Winter 2013 forecast: Above average snow for Mid-Atlantic, storms for Super Bowl

The Washington, D.C. area hasn't had a super snowy winter since 2009-10. Photo: Richard Reeve

About two-thirds of the United States will experience below average temperatures and higher-than-average precipitation totals this winter, if the 2014 Farmer's Almanac is to be believed.

In our neck of the woods, the Almanac, which released its 2014 winter forecast on Sunday, predicts "copious rains and/or snows" late this year and into 2014.

The Mid-Atlantic wont be spared, if the Farmer's Almanac forecast is to be believed. The Midwest, Great Lakes, Central and Northern New England regions are all primed for a major shot of snow this winter as well.

The greater D.C. area averages 15.4 inches of snow per year on average according to the National Weather Service, which has tracked official snow totals since 1887. It has been a dry stretch of winters, though, since the historic snows of 2009-10.

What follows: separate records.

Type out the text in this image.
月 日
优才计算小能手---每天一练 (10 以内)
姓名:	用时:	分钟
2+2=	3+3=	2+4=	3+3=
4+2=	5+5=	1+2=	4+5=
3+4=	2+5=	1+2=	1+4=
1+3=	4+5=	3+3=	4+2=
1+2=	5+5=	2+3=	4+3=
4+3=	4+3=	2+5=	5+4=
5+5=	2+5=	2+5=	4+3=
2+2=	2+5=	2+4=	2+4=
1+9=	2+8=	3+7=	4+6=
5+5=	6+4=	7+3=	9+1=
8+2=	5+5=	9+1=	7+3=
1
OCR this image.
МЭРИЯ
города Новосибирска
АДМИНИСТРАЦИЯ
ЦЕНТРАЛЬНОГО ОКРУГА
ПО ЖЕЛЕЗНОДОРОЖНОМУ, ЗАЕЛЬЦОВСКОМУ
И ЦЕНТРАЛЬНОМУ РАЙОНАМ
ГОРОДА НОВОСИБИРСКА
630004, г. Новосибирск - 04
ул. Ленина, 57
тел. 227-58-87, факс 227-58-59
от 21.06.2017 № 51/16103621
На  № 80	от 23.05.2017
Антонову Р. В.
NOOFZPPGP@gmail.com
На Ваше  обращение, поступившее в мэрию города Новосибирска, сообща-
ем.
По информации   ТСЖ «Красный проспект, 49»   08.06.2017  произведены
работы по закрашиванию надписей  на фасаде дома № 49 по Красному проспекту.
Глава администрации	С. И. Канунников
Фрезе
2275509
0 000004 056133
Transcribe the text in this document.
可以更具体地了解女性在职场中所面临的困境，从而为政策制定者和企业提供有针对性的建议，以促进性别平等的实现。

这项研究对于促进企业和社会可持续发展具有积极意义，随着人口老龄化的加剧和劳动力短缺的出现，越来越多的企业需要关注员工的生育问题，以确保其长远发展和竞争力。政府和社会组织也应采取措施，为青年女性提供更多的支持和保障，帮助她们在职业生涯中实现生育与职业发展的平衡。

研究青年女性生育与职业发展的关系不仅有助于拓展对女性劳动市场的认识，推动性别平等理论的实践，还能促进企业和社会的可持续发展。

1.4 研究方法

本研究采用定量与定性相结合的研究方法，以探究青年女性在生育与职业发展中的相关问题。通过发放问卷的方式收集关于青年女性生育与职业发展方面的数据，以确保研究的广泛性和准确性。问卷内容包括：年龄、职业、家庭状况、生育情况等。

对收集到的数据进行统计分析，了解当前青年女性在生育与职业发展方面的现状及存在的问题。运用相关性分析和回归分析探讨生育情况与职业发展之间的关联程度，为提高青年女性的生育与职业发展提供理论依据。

Washington only got 3.1 inches of snow in 2012-13 and even fewer - 2.0 inches - in 2011-12. In 2009, a trio of massive snowstorms dumped a record 56.1 inches of snow on the metro area.

Beyond D.C., the Almanac predicts inclement weather for this season's Super Bowl, set to take place Feb. 2 at Metlife Stadium in East Rutherford, N.J.

Dubbed the NFL's first cold-weather outdoor Super Bowl, the Farmer's Almanac is predicting stormy weather for the biggest football game of the season.

The Almanac's authors do admit that their forecast "may be off by a day or two," saying that many parts of the winter will be volatile and turbulent.

The Farmer's Almanac has been published every year by the Almanac Publishing Company in Maine since 1818.